The Alczar is Seville’s Alhambra, a World Heritage monument smaller but nevertheless beautiful. It has been expanded or reconstructed many times during 11 centuries of existence which increases its fascination though makes it a complicated building to understand.
Cathedral & La Giralda
Seville’s Cathedral (completed in 1507) is one of the largest in the world – the main building is 126m long and 83m wide. It was and was originally all Gothic, though its central dome collapsed in 1511 was rebuilt in the Renaissance style. The mosque’s beautiful minaret, La Giralda, stands on its eastern side and can be climbed for a great view of the city.
The old tobacco factory
Now part of the University of Seville the massive old tobacco factory used to be the lynchpin of the city’s economy. It was also the workplace of Carmen, inspiration for Bizet’s opera of the same name and was a working factory up until the mid-20th century.
Aire de Sevilla
If you fancy soothing those sightseeing muscles head over to the Arab baths, Aire de Sevilla, with two warm pools and one cold, plus a steam room.
Semana Santa (Easter Week)
Semana Santa celebrations happen all over Spain but Seville has the most famous of all with daily processions. It lasts from Palm Sunday to Easter Sunday and includes the participation of 57 ‘brotherhoods’ from the different barrios (districts) of the city. Those not familiar with the event may find the dress worn by the participants a bit creepy, including peaked hats covering the face that may remind many of the Klu Klux Klan rather than the virgin Mary.
Feria de Abril (April Fair)
The other big event in Seville’s calendar is the Feria de Abril which was created in the mid-19th century as an agricultural and cattle fair. It’s now the biggest party in town and residents work for months to prepare for that week. During the celebration, those attending wear traditional clothing, there’s general partying and lots of flamenco and bullfighting.

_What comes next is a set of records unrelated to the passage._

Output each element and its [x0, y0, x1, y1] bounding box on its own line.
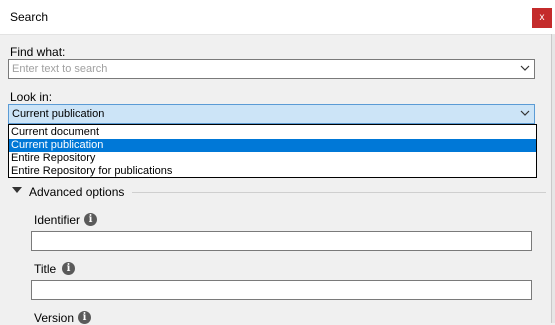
close-icon: x — [539, 12, 545, 23]
section-divider — [132, 192, 546, 193]
advanced-options-toggle[interactable]: Advanced options — [10, 183, 546, 199]
look-in-dropdown-list: Current document Current publication Ent… — [8, 124, 537, 178]
dialog-title: Search — [10, 10, 49, 24]
find-what-combobox[interactable]: Enter text to search — [8, 59, 535, 79]
option-current-publication[interactable]: Current publication — [9, 139, 536, 152]
look-in-selected-value[interactable]: Current publication — [12, 108, 104, 120]
chevron-down-icon[interactable] — [520, 63, 530, 73]
expand-arrow-icon[interactable] — [12, 187, 22, 193]
look-in-combobox[interactable]: Current publication — [8, 104, 535, 124]
advanced-options-label[interactable]: Advanced options — [29, 185, 124, 199]
identifier-label: Identifier — [34, 213, 81, 227]
search-dialog: Search x Find what: Enter text to search… — [0, 0, 555, 325]
title-input[interactable] — [31, 280, 532, 300]
look-in-label: Look in: — [10, 90, 53, 104]
chevron-down-icon[interactable] — [520, 108, 530, 118]
option-current-document[interactable]: Current document — [9, 126, 536, 139]
identifier-input[interactable] — [31, 231, 532, 251]
title-bar[interactable]: Search x — [0, 0, 555, 35]
title-label: Title — [34, 262, 57, 276]
find-what-placeholder[interactable]: Enter text to search — [12, 63, 107, 75]
info-icon[interactable]: i — [84, 213, 97, 226]
option-entire-repository-publications[interactable]: Entire Repository for publications — [9, 165, 536, 178]
option-entire-repository[interactable]: Entire Repository — [9, 152, 536, 165]
info-icon[interactable]: i — [78, 311, 91, 324]
window-edge — [551, 34, 555, 323]
close-button[interactable]: x — [532, 8, 552, 28]
find-what-label: Find what: — [10, 45, 66, 59]
info-icon[interactable]: i — [62, 262, 75, 275]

On average Seville has over 230 days per year with temperatures above 20C (68F) and in the summer Seville gets hot, very hot. Temperatures average around 36C (97F) in July and August. Winter can get cold and rainfall is most common between November and February and during April.
Getting around Seville
Most of the sights in Seville are within walking distance of each other or if you want to brave the traffic cycling is also an easy way to get around the city due to the flat terrain. There’s also a good bus network.